While United's malaise has a clear diagnosis, City's toil is harder to fathom, even if they have the toughest overall draw of the group stages, with Villarreal the relative whipping boys.
Cocksure, stylish and free-scoring in the Premier League, City's grinding form in Europe bears more resemblance to previous seasons, as if somehow their brilliance has been caught in the temporal vacuum that saw United struggle to impose themselves on the continental game for seven years after their first Premier League title.
Not starting Sergio Aguero doesn't really help either. Rampaging between the lines domestically, David Silva is guarded with greater efficiency by the better European sides. Aguero boasts a better first touch than Mario Balotelli, something needed to unlock defences and, on a more frequent basis, retain possession further up the pitch in the less overtly-physical Champions League.
Roberto Mancini lost his job at Inter Milan precisely because he was unable to translate domestic domination to Champions League success. His track record is of developing stylish, attacking sides that will generally blow away the domestic competition but possibly lack the interest in collective sacrifice to grab Europe by the scruff of the neck.
It is doubtful that City's owners will make unreasonable demands at this early stage of Mancini's career, despite the Mirror's claims that they "were supposed to the team who could win the Champions League at the first time of asking".
The Premier League will suffice for now, and the Emirati owners are canny enough to know that the Champions League is a cup competition that can be won or lost in a split second, usually by Barcelona.
If, as expected, City go out and United scramble into the last 16 there will be much gloating from the red half of Madchester. But it took almost 13 years for Sir Alex Ferguson to win the European Cup - and don't bank on City's wait being nearly as long.
QUOTE OF THE DAY: "If somebody is still thinking I am a racist, sorry to say that I am working now practically 37 years in FIFA... there is no racism, nothing at all, and this matter for me is over and over. We go forward" - like all dictators, Sepp Blatter is blissfully unaware that it is not his place, choice or decision to end debate around his own misplaced words.
FOREIGN VIEW: "Only six out of the 16 clubs in the Croatian First League fulfil their contractual obligations towards the players. The footballers from FC Varazdin have not been paid for 13 months. The players from FC Sibenik have not been paid for 11 months. As a consequence, many players in Croatia have financial problems, as they do have to pay their taxes. Players are evicted from their apartments as clubs have stopped paying rents. Some players even find it difficult to buy their food" - despite boasting an incredible coastline and a population of supermodels, all is not well in Croatia according to FIFPro.

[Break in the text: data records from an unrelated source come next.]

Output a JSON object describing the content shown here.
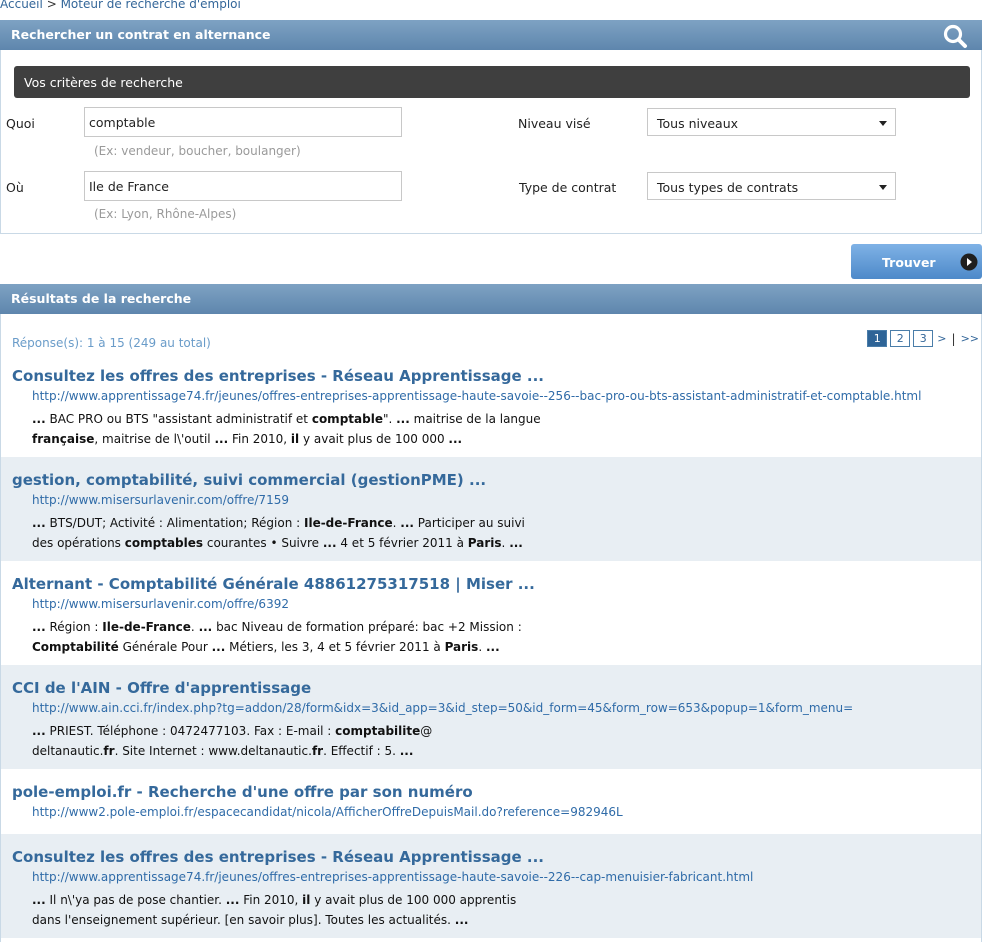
{
  "breadcrumb": {
    "home": "Accueil",
    "separator": ">",
    "current": "Moteur de recherche d'emploi"
  },
  "search_section": {
    "title": "Rechercher un contrat en alternance",
    "icon": "search-icon",
    "criteria_title": "Vos critères de recherche",
    "what": {
      "label": "Quoi",
      "value": "comptable",
      "hint": "(Ex: vendeur, boucher, boulanger)"
    },
    "where": {
      "label": "Où",
      "value": "Ile de France",
      "hint": "(Ex: Lyon, Rhône-Alpes)"
    },
    "level": {
      "label": "Niveau visé",
      "selected": "Tous niveaux"
    },
    "contract_type": {
      "label": "Type de contrat",
      "selected": "Tous types de contrats"
    },
    "find_button": "Trouver"
  },
  "results_section": {
    "title": "Résultats de la recherche",
    "answer_count": "Réponse(s): 1 à 15 (249 au total)",
    "pager": {
      "pages": [
        "1",
        "2",
        "3"
      ],
      "current": "1",
      "next": ">",
      "separator": "|",
      "last": ">>"
    },
    "results": [
      {
        "title": "Consultez les offres des entreprises - Réseau Apprentissage ...",
        "url": "http://www.apprentissage74.fr/jeunes/offres-entreprises-apprentissage-haute-savoie--256--bac-pro-ou-bts-assistant-administratif-et-comptable.html",
        "line1": [
          [
            "b",
            "..."
          ],
          [
            "t",
            " BAC PRO ou BTS \"assistant administratif et "
          ],
          [
            "b",
            "comptable"
          ],
          [
            "t",
            "\". "
          ],
          [
            "b",
            "..."
          ],
          [
            "t",
            " maitrise de la langue"
          ]
        ],
        "line2": [
          [
            "b",
            "française"
          ],
          [
            "t",
            ", maitrise de l\\'outil "
          ],
          [
            "b",
            "..."
          ],
          [
            "t",
            " Fin 2010, "
          ],
          [
            "b",
            "il"
          ],
          [
            "t",
            " y avait plus de 100 000 "
          ],
          [
            "b",
            "..."
          ]
        ]
      },
      {
        "title": "gestion, comptabilité, suivi commercial (gestionPME) ...",
        "url": "http://www.misersurlavenir.com/offre/7159",
        "line1": [
          [
            "b",
            "..."
          ],
          [
            "t",
            " BTS/DUT; Activité : Alimentation; Région : "
          ],
          [
            "b",
            "Ile-de-France"
          ],
          [
            "t",
            ". "
          ],
          [
            "b",
            "..."
          ],
          [
            "t",
            " Participer au suivi"
          ]
        ],
        "line2": [
          [
            "t",
            "des opérations "
          ],
          [
            "b",
            "comptables"
          ],
          [
            "t",
            " courantes • Suivre "
          ],
          [
            "b",
            "..."
          ],
          [
            "t",
            " 4 et 5 février 2011 à "
          ],
          [
            "b",
            "Paris"
          ],
          [
            "t",
            ". "
          ],
          [
            "b",
            "..."
          ]
        ]
      },
      {
        "title": "Alternant - Comptabilité Générale 48861275317518 | Miser ...",
        "url": "http://www.misersurlavenir.com/offre/6392",
        "line1": [
          [
            "b",
            "..."
          ],
          [
            "t",
            " Région : "
          ],
          [
            "b",
            "Ile-de-France"
          ],
          [
            "t",
            ". "
          ],
          [
            "b",
            "..."
          ],
          [
            "t",
            " bac Niveau de formation préparé: bac +2 Mission :"
          ]
        ],
        "line2": [
          [
            "b",
            "Comptabilité"
          ],
          [
            "t",
            " Générale Pour "
          ],
          [
            "b",
            "..."
          ],
          [
            "t",
            " Métiers, les 3, 4 et 5 février 2011 à "
          ],
          [
            "b",
            "Paris"
          ],
          [
            "t",
            ". "
          ],
          [
            "b",
            "..."
          ]
        ]
      },
      {
        "title": "CCI de l'AIN - Offre d'apprentissage",
        "url": "http://www.ain.cci.fr/index.php?tg=addon/28/form&idx=3&id_app=3&id_step=50&id_form=45&form_row=653&popup=1&form_menu=",
        "line1": [
          [
            "b",
            "..."
          ],
          [
            "t",
            " PRIEST. Téléphone : 0472477103. Fax : E-mail : "
          ],
          [
            "b",
            "comptabilite"
          ],
          [
            "t",
            "@"
          ]
        ],
        "line2": [
          [
            "t",
            "deltanautic."
          ],
          [
            "b",
            "fr"
          ],
          [
            "t",
            ". Site Internet : www.deltanautic."
          ],
          [
            "b",
            "fr"
          ],
          [
            "t",
            ". Effectif : 5. "
          ],
          [
            "b",
            "..."
          ]
        ]
      },
      {
        "title": "pole-emploi.fr - Recherche d'une offre par son numéro",
        "url": "http://www2.pole-emploi.fr/espacecandidat/nicola/AfficherOffreDepuisMail.do?reference=982946L",
        "line1": [],
        "line2": []
      },
      {
        "title": "Consultez les offres des entreprises - Réseau Apprentissage ...",
        "url": "http://www.apprentissage74.fr/jeunes/offres-entreprises-apprentissage-haute-savoie--226--cap-menuisier-fabricant.html",
        "line1": [
          [
            "b",
            "..."
          ],
          [
            "t",
            " Il n\\'ya pas de pose chantier. "
          ],
          [
            "b",
            "..."
          ],
          [
            "t",
            " Fin 2010, "
          ],
          [
            "b",
            "il"
          ],
          [
            "t",
            " y avait plus de 100 000 apprentis"
          ]
        ],
        "line2": [
          [
            "t",
            "dans l'enseignement supérieur. [en savoir plus]. Toutes les actualités. "
          ],
          [
            "b",
            "..."
          ]
        ]
      }
    ]
  },
  "colors": {
    "section_bar": "#6e94b8",
    "criteria_bar": "#3f3f3f",
    "link": "#35699b",
    "alt_row": "#e8eef3",
    "find_button": "#5d96d2"
  }
}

COMING UP: More Champions League action as Chelsea and Arsenal look to seal passage into the last 16 against German opposition. The game of the night though is Milan and Barcelona's group-defining clash at the San Siro, with sensible early kick-offs for the 'indie' choice of Zenit St Petersburg v APOEL Nicosia. For fans of sports other than association football, world number one Novak Djokovic takes on David Ferrer at the ATP World Tour Finals from 8pm.